26.2 problem 2

Internal problem ID [10836]

Book: Handbook of exact solutions for ordinary differential equations. By Polyanin and Zaitsev. Second edition
Section: Chapter 2, Second-Order Differential Equations. section 2.1.2 Equations Containing Power Functions. page 213
Problem number: 2.
ODE order: 2.
ODE degree: 1.

CAS Maple gives this as type [[_2nd_order, _with_linear_symmetries]]

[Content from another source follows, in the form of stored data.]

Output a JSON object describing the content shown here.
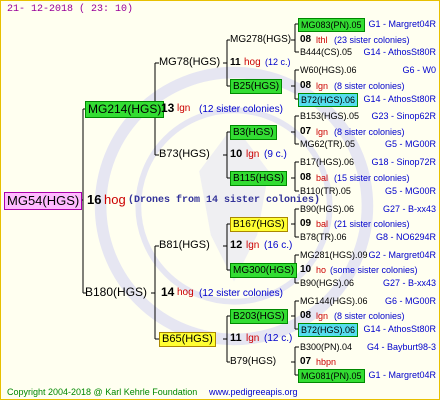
{
  "date": "21- 12-2018 ( 23: 10)",
  "root": {
    "name": "MG54(HGS)",
    "num": "16",
    "gen": "hog",
    "note": "(Drones from 14 sister colonies)"
  },
  "g1": [
    {
      "name": "MG214(HGS)",
      "num": "13",
      "gen": "lgn",
      "note": "(12 sister colonies)"
    },
    {
      "name": "B180(HGS)",
      "num": "14",
      "gen": "hog",
      "note": "(12 sister colonies)"
    }
  ],
  "g2": [
    {
      "name": "MG78(HGS)"
    },
    {
      "name": "B73(HGS)",
      "num": "10",
      "gen": "lgn",
      "note": "(9 c.)"
    },
    {
      "name": "B81(HGS)",
      "num": "12",
      "gen": "lgn",
      "note": "(16 c.)"
    },
    {
      "name": "B65(HGS)",
      "num": "11",
      "gen": "lgn",
      "note": "(12 c.)"
    }
  ],
  "g3": [
    {
      "name": "MG278(HGS)",
      "num": "11",
      "gen": "hog",
      "note": "(12 c.)"
    },
    {
      "name": "B25(HGS)"
    },
    {
      "name": "B3(HGS)"
    },
    {
      "name": "B115(HGS)"
    },
    {
      "name": "B167(HGS)"
    },
    {
      "name": "MG300(HGS)"
    },
    {
      "name": "B203(HGS)"
    },
    {
      "name": "B79(HGS)"
    }
  ],
  "pairs": [
    {
      "num": "08",
      "gen": "lthl",
      "note": "(23 sister colonies)"
    },
    {
      "num": "08",
      "gen": "lgn",
      "note": "(8 sister colonies)"
    },
    {
      "num": "07",
      "gen": "lgn",
      "note": "(8 sister colonies)"
    },
    {
      "num": "08",
      "gen": "bal",
      "note": "(15 sister colonies)"
    },
    {
      "num": "09",
      "gen": "bal",
      "note": "(21 sister colonies)"
    },
    {
      "num": "10",
      "gen": "ho",
      "note": "(some sister colonies)"
    },
    {
      "num": "08",
      "gen": "lgn",
      "note": "(8 sister colonies)"
    },
    {
      "num": "07",
      "gen": "hbpn",
      "note": ""
    }
  ],
  "g4": [
    {
      "name": "MG083(PN).05",
      "ref": "G1 - Margret04R"
    },
    {
      "name": "B444(CS).05",
      "ref": "G14 - AthosSt80R"
    },
    {
      "name": "W60(HGS).06",
      "ref": "G6 - W0"
    },
    {
      "name": "B72(HGS).06",
      "ref": "G14 - AthosSt80R"
    },
    {
      "name": "B153(HGS).05",
      "ref": "G23 - Sinop62R"
    },
    {
      "name": "MG62(TR).05",
      "ref": "G5 - MG00R"
    },
    {
      "name": "B17(HGS).06",
      "ref": "G18 - Sinop72R"
    },
    {
      "name": "B110(TR).05",
      "ref": "G5 - MG00R"
    },
    {
      "name": "B90(HGS).06",
      "ref": "G27 - B-xx43"
    },
    {
      "name": "B78(TR).06",
      "ref": "G8 - NO6294R"
    },
    {
      "name": "MG281(HGS).09",
      "ref": "G2 - Margret04R"
    },
    {
      "name": "B90(HGS).06",
      "ref": "G27 - B-xx43"
    },
    {
      "name": "MG144(HGS).06",
      "ref": "G6 - MG00R"
    },
    {
      "name": "B72(HGS).06",
      "ref": "G14 - AthosSt80R"
    },
    {
      "name": "B300(PN).04",
      "ref": "G4 - Bayburt98-3"
    },
    {
      "name": "MG081(PN).05",
      "ref": "G1 - Margret04R"
    }
  ],
  "footer": {
    "copyright": "Copyright 2004-2018 @ Karl Kehrle Foundation",
    "website": "www.pedigreeapis.org"
  }
}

\[ \boxed {y^{\prime \prime }-\left (a x +b \right ) y=0} \]

✓ Solution by Maple

Time used: 0.031 (sec). Leaf size: 33

dsolve(diff(y(x),x$2)-(a*x+b)*y(x)=0,y(x), singsol=all)
 

\[ y \left (x \right ) = c_{1} \operatorname {AiryAi}\left (\frac {a x +b}{\left (-a \right )^{\frac {2}{3}}}\right )+c_{2} \operatorname {AiryBi}\left (\frac {a x +b}{\left (-a \right )^{\frac {2}{3}}}\right ) \]

✓ Solution by Mathematica

Time used: 0.029 (sec). Leaf size: 36

DSolve[y''[x]-(a*x+b)*y[x]==0,y[x],x,IncludeSingularSolutions -> True]
 

\[ y(x)\to c_1 \operatorname {AiryAi}\left (\frac {b+a x}{a^{2/3}}\right )+c_2 \operatorname {AiryBi}\left (\frac {b+a x}{a^{2/3}}\right ) \]